When Ian Dunville heard a Rapid Process Improvement Workshop (RPIW) was coming to his work area, he wasted no time putting his name forward to be part of the team. “I was intrigued by the notion that I could help make changes in my workplace,” says the registered nurse, who’s worked in the operating room at Saskatoon City Hospital since 2010. For a young RN used to focusing on his own role, the RPIW – which looked at start times in the OR — helped Dunville start to see the bigger picture from both the patient perspective and the organization’s perspective. “There is a lot of work, and a lot of steps, involved before the patient meets me in the OR,” says Dunville. “By the time they meet me, the patient is already half-way through their journey.” He also gained an appreciation for how his work impacts others further along the patient journey, for example staff working in recovery.
Being part of the team that developed improvements for his own work area meant Dunville has had the opportunity to experience first-hand the direct, immediate impact of those changes. “On Monday, I’m back working where I did the RPIW.” For example, Ian will now pull his supplies for one surgery at a time rather than collect all of his supplies in the morning; this change will mean a more calm morning, and a decrease in re-work when changes are made to his cases later in the day.

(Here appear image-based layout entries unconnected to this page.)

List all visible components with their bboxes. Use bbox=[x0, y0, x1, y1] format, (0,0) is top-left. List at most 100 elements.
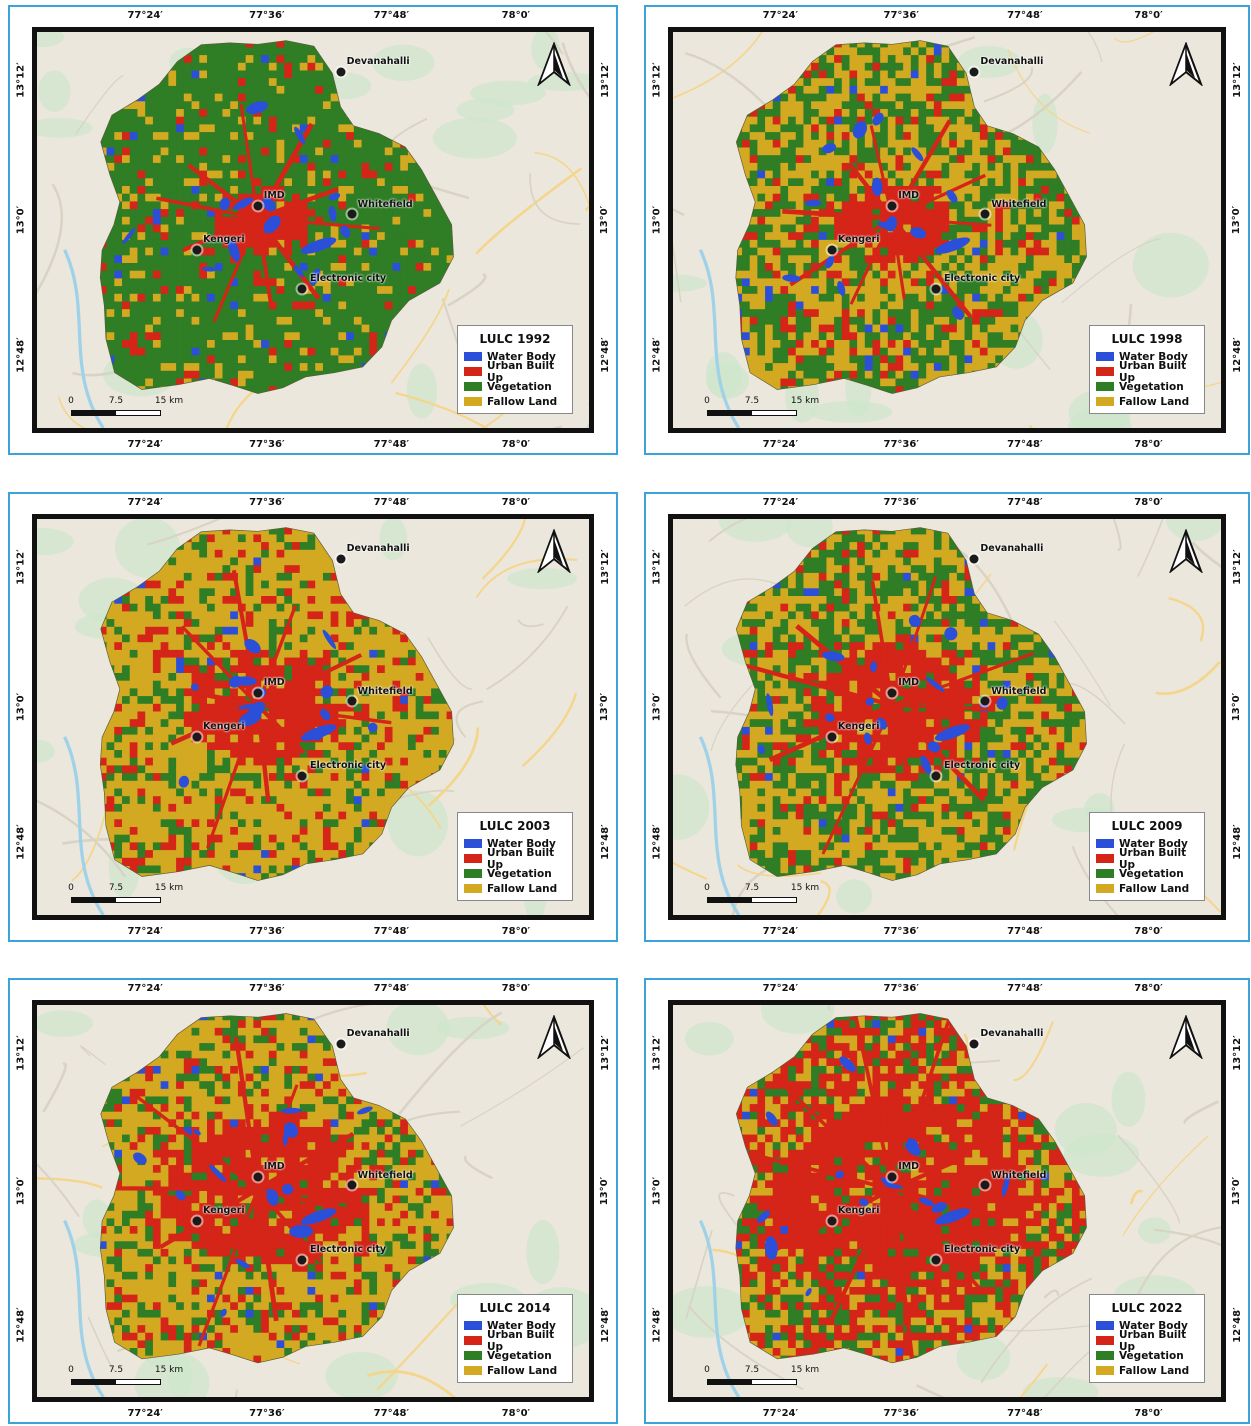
basemap-river bbox=[698, 249, 741, 428]
basemap-park bbox=[436, 1016, 510, 1040]
basemap-road bbox=[1168, 596, 1205, 642]
place-label: Devanahalli bbox=[980, 1028, 1044, 1040]
scale-label: 15 km bbox=[154, 1365, 184, 1375]
lulc-map-panel: Devanahalli IMD Whitefield Kengeri Electroni… bbox=[644, 5, 1250, 455]
water-body bbox=[871, 177, 883, 197]
basemap-river bbox=[63, 1219, 105, 1397]
basemap-road bbox=[1137, 519, 1164, 577]
latitude-tick-label: 13°12′ bbox=[651, 1035, 663, 1071]
lulc-map-panel: Devanahalli IMD Whitefield Kengeri Electroni… bbox=[8, 5, 618, 455]
water-body bbox=[193, 1129, 201, 1136]
urban-corridor bbox=[890, 216, 973, 319]
lulc-map-image bbox=[37, 32, 589, 428]
basemap-park bbox=[387, 790, 449, 857]
basemap-park bbox=[1132, 232, 1209, 298]
latitude-tick-label: 13°0′ bbox=[599, 692, 611, 721]
water-body bbox=[946, 189, 958, 203]
longitude-tick-label: 78°0′ bbox=[501, 439, 531, 450]
legend-label: Water Body bbox=[1119, 1319, 1188, 1332]
map-frame: Devanahalli IMD Whitefield Kengeri Electroni… bbox=[32, 514, 594, 920]
water-body bbox=[908, 614, 921, 628]
scale-bar-graphic bbox=[71, 897, 161, 903]
water-body bbox=[229, 675, 243, 688]
basemap-road bbox=[992, 1323, 1105, 1332]
legend-swatch bbox=[1096, 367, 1114, 376]
urban-corridor bbox=[255, 1188, 279, 1322]
latitude-tick-label: 12°48′ bbox=[15, 1307, 27, 1343]
legend-entry: Urban Built Up bbox=[1096, 360, 1198, 384]
water-body bbox=[280, 1107, 302, 1114]
legend-label: Fallow Land bbox=[1119, 882, 1190, 895]
legend-title: LULC 1992 bbox=[479, 332, 551, 346]
basemap-park bbox=[1022, 1377, 1099, 1397]
latitude-tick-label: 12°48′ bbox=[599, 824, 611, 860]
longitude-tick-label: 77°24′ bbox=[762, 983, 799, 994]
longitude-tick-label: 77°36′ bbox=[249, 439, 285, 450]
water-body bbox=[219, 197, 230, 211]
latitude-tick-label: 13°0′ bbox=[651, 692, 663, 721]
basemap-road bbox=[1019, 1363, 1048, 1397]
legend-label: Water Body bbox=[487, 1319, 556, 1332]
scale-label: 15 km bbox=[790, 396, 820, 406]
place-label: Electronic city bbox=[944, 760, 1021, 772]
legend-entry: Urban Built Up bbox=[1096, 847, 1198, 871]
urban-corridor bbox=[890, 217, 906, 300]
longitude-tick-label: 77°24′ bbox=[762, 926, 799, 937]
scale-label: 15 km bbox=[154, 883, 184, 893]
basemap-road bbox=[427, 727, 480, 807]
scale-bar: 0 7.5 15 km bbox=[704, 1365, 819, 1387]
place-marker bbox=[297, 771, 307, 781]
place-label: Whitefield bbox=[357, 199, 413, 211]
basemap-road bbox=[1183, 1100, 1219, 1125]
legend-label: Water Body bbox=[1119, 350, 1188, 363]
longitude-tick-label: 77°24′ bbox=[127, 926, 163, 937]
legend-swatch bbox=[1096, 839, 1114, 848]
basemap-road bbox=[87, 1316, 116, 1372]
basemap-road bbox=[1155, 660, 1221, 695]
basemap-river bbox=[63, 736, 105, 915]
water-body bbox=[340, 225, 351, 238]
scale-bar-graphic bbox=[71, 1379, 161, 1385]
urban-corridor bbox=[892, 703, 988, 711]
place-marker bbox=[887, 688, 897, 698]
urban-corridor bbox=[828, 1188, 895, 1324]
basemap-road bbox=[390, 288, 450, 384]
longitude-tick-label: 78°0′ bbox=[501, 497, 531, 508]
water-body bbox=[208, 1164, 227, 1183]
longitude-tick-label: 77°36′ bbox=[883, 926, 919, 937]
basemap-road bbox=[1113, 32, 1155, 43]
scale-bar: 0 7.5 15 km bbox=[68, 396, 183, 418]
scale-label: 7.5 bbox=[108, 883, 124, 893]
longitude-tick-label: 77°48′ bbox=[373, 983, 410, 994]
place-marker bbox=[969, 554, 979, 564]
longitude-tick-label: 78°0′ bbox=[1134, 439, 1163, 450]
basemap-road bbox=[147, 519, 222, 546]
basemap-road bbox=[395, 391, 489, 428]
basemap-road bbox=[736, 864, 822, 877]
urban-corridor bbox=[890, 703, 986, 802]
water-body bbox=[876, 717, 888, 730]
water-body bbox=[1001, 1173, 1010, 1197]
longitude-tick-label: 77°24′ bbox=[127, 439, 163, 450]
legend-swatch bbox=[1096, 382, 1114, 391]
lulc-map-panel: Devanahalli IMD Whitefield Kengeri Electroni… bbox=[8, 492, 618, 942]
basemap-park bbox=[379, 519, 408, 561]
lulc-map-image bbox=[37, 519, 578, 915]
place-label: Devanahalli bbox=[980, 55, 1044, 67]
latitude-tick-label: 13°12′ bbox=[651, 62, 663, 99]
longitude-tick-label: 77°36′ bbox=[249, 983, 285, 994]
water-body bbox=[934, 724, 971, 741]
urban-corridor bbox=[181, 216, 259, 253]
legend-label: Urban Built Up bbox=[487, 359, 555, 384]
legend-swatch bbox=[464, 1336, 482, 1345]
basemap-road bbox=[534, 152, 589, 205]
legend-entry: Water Body bbox=[464, 1318, 566, 1333]
place-label: Kengeri bbox=[837, 720, 880, 732]
lulc-classified-region bbox=[100, 527, 454, 881]
basemap-road bbox=[37, 1163, 80, 1218]
longitude-tick-label: 78°0′ bbox=[501, 1408, 531, 1419]
north-arrow-icon bbox=[1169, 529, 1203, 573]
place-label: IMD bbox=[898, 190, 920, 202]
basemap-road bbox=[673, 861, 708, 880]
water-body bbox=[367, 722, 378, 733]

Because this was his first RPIW, it took Dunville a couple of days to get his head around the approach and start to feel comfortable and confident contributing as part of the team. The experience also stretched him, because he needed to introduce change ideas to his colleagues in the OR. “People (regardless of where they work in health care) trust themselves and the processes they’ve used in the past,” says Dunville, so they can be skeptical of new approaches when they feel that they “know what works for them.” He enjoyed stepping outside his typical role and communicating with his peers in a different way: sharing new ideas with them, soliciting their ideas and input, and working with them to test and learn new ways of working.
However, Dunville says his peers were generally receptive to the changes he and the RPIW team were testing; he credits the solid working relationships he’s developed with colleagues in the OR, and his ability to clearly communicate to them the benefits of the proposed changes.
Dunville says he would, without reservation, encourage other front-line providers to participate in an RPIW. For him, It was an invaluable chance to step away from his day-to-day work, to see his work in a different light and enjoy “the freedom to try whatever we could think of” to make things better. He had a lot of fun and learned a lot. “This experience is going to enhance how I do my work and the satisfaction I get from my work,” says Dunville. “I would definitely do it again!”